Für den Sakko mit gesellschaftlichem Charakter gibt es aber heute noch eine ganze Anzahl von anderen Verwendungsmöglichkeiten, und so ist er jetzt zweifellos zu einem wichtigen Bestandteil in der Garderobe des Herrn geworden.
Über seinen Stil aber herren noch immer mancherlei Meinungsverschiedenheiten, so daß hier einmal einige Fragen geklärt werden müssen.

Zunächst folgendes: Der Gesellschaftssakko soll ja ebenso am Tage an Stelle des Cuts wie am Abend als Smokingersatz verwendet werden. Verlangt man nun von einem Anzug, daß er beiden Situationen gerecht wird, dann gibt es hier gar keine andere Lösung als die, Jackett und Beinkleid aus gleichem Stoff zu fertigen. Denn die graue Hose ist am Abend immer deplaciert, genau so wie der Cut selbst; andererseits aber geht es bei gesellschaftlichen Tagesveranstaltungen auch einmal ohne graues Beinkleid. Die Fasson des Sakkos - ob einreihig oder zweireihig - hat demgegenüber nur geringe Bedeutung. Will man jedoch bei dieser Anzugsgattung deutlich einen Trennungsstrich machen zwischen Tages- und Abendkleidung, dann stehen sich hier folgende Modelle gegenüber: Bis zum Nachmittag der Einreiher - natürlich mit steigendem Revers -, kombiniert durch das graue Beinkleid.
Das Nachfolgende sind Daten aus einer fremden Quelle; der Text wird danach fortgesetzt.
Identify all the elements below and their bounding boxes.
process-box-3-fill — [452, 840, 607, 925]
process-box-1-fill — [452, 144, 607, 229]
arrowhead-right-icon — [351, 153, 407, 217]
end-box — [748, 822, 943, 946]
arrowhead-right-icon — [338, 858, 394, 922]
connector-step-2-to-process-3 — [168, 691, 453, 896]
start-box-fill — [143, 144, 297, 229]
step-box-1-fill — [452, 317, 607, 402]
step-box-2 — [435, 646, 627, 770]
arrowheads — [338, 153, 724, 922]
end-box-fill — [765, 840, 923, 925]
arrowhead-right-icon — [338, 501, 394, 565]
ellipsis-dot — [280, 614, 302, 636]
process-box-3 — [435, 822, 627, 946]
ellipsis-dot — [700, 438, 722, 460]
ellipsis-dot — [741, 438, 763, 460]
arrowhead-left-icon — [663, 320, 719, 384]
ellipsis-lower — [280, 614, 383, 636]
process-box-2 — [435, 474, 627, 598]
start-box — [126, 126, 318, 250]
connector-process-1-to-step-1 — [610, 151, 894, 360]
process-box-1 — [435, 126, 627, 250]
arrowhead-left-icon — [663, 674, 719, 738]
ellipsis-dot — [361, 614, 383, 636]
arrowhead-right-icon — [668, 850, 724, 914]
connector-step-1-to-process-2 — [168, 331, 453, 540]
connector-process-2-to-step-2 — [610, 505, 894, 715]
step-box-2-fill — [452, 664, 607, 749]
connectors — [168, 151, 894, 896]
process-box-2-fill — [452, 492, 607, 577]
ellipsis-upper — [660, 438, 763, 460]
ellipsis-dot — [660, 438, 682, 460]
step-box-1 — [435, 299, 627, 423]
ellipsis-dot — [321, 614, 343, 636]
Und für den Tagesausklang der komplette Zweireiher mit Tiefknopfstellung, wegen seiner großen Ähnlichkeit mit dem Schnitt des modernen Smokings.




Dazu wäre im einzelnen noch folgendes zu sagen: Die Mode ist augenblicklich zwart wieder sehr an der zweireihigen Phantasieweste interessiert, dennoch sollte zum einreihigen Gesellschafts-Sakko, da man sich nicht überall einen so prononcierten Akzent leisten kann, stets auch eine Weste aus gleichem Material wie das Jackett mitbestellt werden. In der Regel wird diese Weste wohl ebenfalls eine einreihige Fasson haben und dann nach der letzten Parole mit drei Knöpfen sichtbar sein, da man sich in diesem Fall an die nur zweiknöpfige Sakkofront hält. Mit dem gestreiften Beinkleid zusammen gibt das dann eine distinguierte, wenn auch sehr ruhige Kombination. Eleganter wirkt dieser einreihige Vertreter des Cuts allerdings, wenn man ihn durch eine zweireihige Weste ergänzt. Ihr muß man aber, will man die zweireihige Sakkofront beibehalten, schon einen recht breiten und langen Umschlag im englischen Geschmack geben, damit die Front nicht zu viel Überschneidungen zeigt. Auch wenn diese Weste aus dem Sakkostoff gearbeitet wird, macht sie einen sehr individuellen Eindruck. Wählt man aber für sie ein helles Material - heute Sandfarben mehr bevorzugt als Grau -, dann läßt sich auf diese Weise auch der Einreiher mit gleicher Hose als ausgesprochener Gesellschafts-Sakko verwenden. Mit dem grauen Beinkleid zusammen, für das in diesem Fall Unis und Glenchecks bevorzugt werden, hat man aber natürlich auch in dem zweireihigen Sakko einen vollwertigen offiziellen Tagesanzug. Woraus sich ergibt, daß auch hier entschieden am ratsamsten die Anschaffung eines zweireihigen Anzugs ist, den man dann gegebenfalls durch eine Phantasieweste oder ein Cutbeinkleid noch intensiver als Tagessakko herausstellen kann.

Allerlei Variationen gibt es da dann noch für das Beiwerk. Hat der Sakko die Mission des Cuts, so ist ihm nämlich für das Hemd auch ein pastellfarbener Ton - etwa ein Lachs - oder sogar eine Brust mit Querstreifen erlaubt, bei den Kragen aber rangiert am Tage wie am Abend der zwanglose Umlegekragen in der modernen Kentform gleichberechtigt neben dem korrekteren Klappenmodell, zu dem man aber den Langbinder vermeidet. Ist dieser dagegen - bei einem Umlegekragen - am Tage mit im Spiel, dann werden heute hier hellgraue und nur wenig gemusterte Krawatten den dunklen Streifendessins entschieden vorgezogen, besonders wenn die Krawatte zur dunklen Weste getragen wird.

Die korrekte Ergänzung zu diesem Gesellschafts-Sakko bildet dann der schwarze weiche Filzhut, der hier immer mehr den so lange gültigen grauen Homburg abgelöst hat. In der bordierten Form gehört er natürlich nur zum Tages-Gesellschafts-Sakko, den man heute der Unterscheidung wegen als "Besuchsanzug" bezeichnet. Und so findet denn hier jetzt eigentlich mehr Verwendung der nicht eingefaßte schwarze Filz, der - als "Eden" bekannt geworden - für den Abend zum sogenannten "Partysakko" die allein richtige Fasson darstellt, und der sich überdies durch einen etwas breiteren Rand auch der gegenwärtigen Mode besser anpassen läßt."